Friday, January 25, 2008

how to make crème brûlée with an oxyacetylene torch: a picture guide

(or How Cooking is Just a Socially Acceptable Excuse To Play With Knives and Fire)

Start by making friends with a crazy MIT grad student. (Mine is named Alex. She went to school with Bella. She is responsible for the pictures.) Have your crazy MIT grad student friend invite you to Flamboyant Dessert Night, held at an MIT theme house populated by mad hippie engineers.

Arrive at Flamboyant Dessert Night and learn that the crème brûlée is having technical issues: the giant baking dish won't fit in the water bath. Stage an impromptu takeover of dessert. Rescue the crème brûlée by transferring the custard into smaller baking dishes, i.e. every cake pan in the house.

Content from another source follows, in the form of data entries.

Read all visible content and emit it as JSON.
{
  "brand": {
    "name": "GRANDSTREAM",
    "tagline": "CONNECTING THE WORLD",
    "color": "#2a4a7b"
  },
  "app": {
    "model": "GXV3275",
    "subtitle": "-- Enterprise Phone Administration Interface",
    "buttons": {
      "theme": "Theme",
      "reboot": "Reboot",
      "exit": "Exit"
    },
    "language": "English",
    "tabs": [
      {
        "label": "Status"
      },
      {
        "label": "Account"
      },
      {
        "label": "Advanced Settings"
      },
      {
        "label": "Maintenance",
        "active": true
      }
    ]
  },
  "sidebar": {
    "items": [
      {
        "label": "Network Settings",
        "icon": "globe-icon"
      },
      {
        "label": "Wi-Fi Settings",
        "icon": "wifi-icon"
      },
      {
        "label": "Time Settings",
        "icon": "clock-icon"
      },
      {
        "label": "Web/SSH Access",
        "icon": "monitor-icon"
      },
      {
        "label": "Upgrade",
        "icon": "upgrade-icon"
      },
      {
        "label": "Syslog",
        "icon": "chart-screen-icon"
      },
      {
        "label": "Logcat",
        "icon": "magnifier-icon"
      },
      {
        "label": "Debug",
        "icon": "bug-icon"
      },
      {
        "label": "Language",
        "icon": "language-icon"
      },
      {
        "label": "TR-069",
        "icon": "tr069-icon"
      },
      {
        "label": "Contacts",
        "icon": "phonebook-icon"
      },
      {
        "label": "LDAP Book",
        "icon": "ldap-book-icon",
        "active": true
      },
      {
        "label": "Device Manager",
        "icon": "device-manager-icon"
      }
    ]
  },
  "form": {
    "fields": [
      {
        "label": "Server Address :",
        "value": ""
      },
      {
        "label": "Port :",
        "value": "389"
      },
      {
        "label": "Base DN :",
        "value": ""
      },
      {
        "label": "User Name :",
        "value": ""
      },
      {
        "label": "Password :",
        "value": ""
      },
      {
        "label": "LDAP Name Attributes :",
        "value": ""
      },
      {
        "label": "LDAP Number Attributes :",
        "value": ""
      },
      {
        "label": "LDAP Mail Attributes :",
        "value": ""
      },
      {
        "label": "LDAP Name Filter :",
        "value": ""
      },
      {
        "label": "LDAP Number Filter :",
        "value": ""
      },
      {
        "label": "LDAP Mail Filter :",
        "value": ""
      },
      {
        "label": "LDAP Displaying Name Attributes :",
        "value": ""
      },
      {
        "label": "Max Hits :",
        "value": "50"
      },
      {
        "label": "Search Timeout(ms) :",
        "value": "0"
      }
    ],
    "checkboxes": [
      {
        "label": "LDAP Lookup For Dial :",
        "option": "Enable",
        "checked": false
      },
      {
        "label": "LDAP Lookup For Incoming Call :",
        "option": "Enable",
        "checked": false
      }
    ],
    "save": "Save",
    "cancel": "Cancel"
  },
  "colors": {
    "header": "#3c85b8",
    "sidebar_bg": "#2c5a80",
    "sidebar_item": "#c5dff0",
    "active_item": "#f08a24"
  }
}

Bake the custard. Test for doneness using the nearest clean implement you can find (a carving fork, in this case), like so:


When the custard is cooked, remove from oven. Let cool, then chill in the fridge. Remove from fridge when cold (or when the mad hippie engineers start to get impatient.)

Sprinkle the custard with sugar.


Ask for the blowtorch. Receive assurance that the blowtorch is on its way. Wait. Grow impatient. Wonder how long it takes to procure a simple propane blowtorch. Discover that there's been a slight breakdown in communications when two of the mad engineers wheel in a gas tank.

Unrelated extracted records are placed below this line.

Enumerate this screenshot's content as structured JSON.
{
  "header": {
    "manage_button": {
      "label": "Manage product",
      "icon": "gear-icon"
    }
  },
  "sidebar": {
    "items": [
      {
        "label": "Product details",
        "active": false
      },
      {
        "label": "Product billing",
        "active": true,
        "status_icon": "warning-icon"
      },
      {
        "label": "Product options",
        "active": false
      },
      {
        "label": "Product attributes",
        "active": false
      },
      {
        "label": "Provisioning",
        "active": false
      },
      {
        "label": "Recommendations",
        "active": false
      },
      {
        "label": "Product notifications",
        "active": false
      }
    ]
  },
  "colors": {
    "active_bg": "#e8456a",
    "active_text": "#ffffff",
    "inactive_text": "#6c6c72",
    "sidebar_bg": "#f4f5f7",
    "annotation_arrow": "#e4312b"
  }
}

Accept that MIT students are crazy, and that you will be making your brûlée with a tool more commonly found in a construction site than a kitchen.


Making crème brûlée with an oxyacetylene torch is very similar to making crème brûlée with a propane blowtorch, but there are a few key differences. The flame of an oxyacetylene torch is hot enough to weld steel. If your cake pans are metal, make sure they don't melt. If your cake pans are Pyrex, make sure they don't explode. And be careful not to let the flame come too close to the custard, because you want the sugar to caramelize and not burn.

Making crème brûlée with an oxyacetylene torch is probably inadvisable. (Small children should not try this at home.) It is, however, immensely fun, and the power trip is almost better than the sugar rush from eating the crème brûlée itself. It makes me wonder if I shouldn't cook with heavy-duty power tools more often.

Coming soon: how to carve a roast chicken with a chainsaw.

10 comments:

Solomon said...

Not enough overkill. How about boiling water with a 14 TeV proton-proton collider?

adele said...

No, that's wandering into molecular gastronomy territory.

Solomon said...

Molecular? Feh. I'll have you know that this is well into the regime of relativistic field gastronomy (which, I believe, is what happens when you go on a picnic with your parents...).

Matthew said...

Fantastic :)

Nathaniel said...

I am so very jealous of this.

Alex said...

I love the commentary. Come by again and we'll light more things on fire!

I repeated the experiment today with two 16-inch cake pans acquired from Eastern Baker's Supply in the North End (five story store with two basements, all full of every cooking supply possible). We only had propane torches on hand, alas, but it worked out well and everyone enjoyed it.

"That's not a Bad Idea, that's a Good Idea!"

Yulinka said...

Ha! How about "how to pound chicken breasts flat with a hammer"? (Not some special kitchen chicken breast pounder thingie. A real hammer, which is what I ended up using when making stuffed chicken breasts a few weeks ago.)

Katy said...

Melting or exploding cakepans? I'm not sure I like creme brulee *that* much!

Ok, maybe I do. But first I'd move my dogs to safety. :-) Then I'd don a bulletproof vest.

adele said...

That's only if you use an oxyacetylene torch. A plain old propane blowtorch doesn't carry such risks. :P

tammy said...

Awesome. I've only used the common propane blowtorch, which is child's play.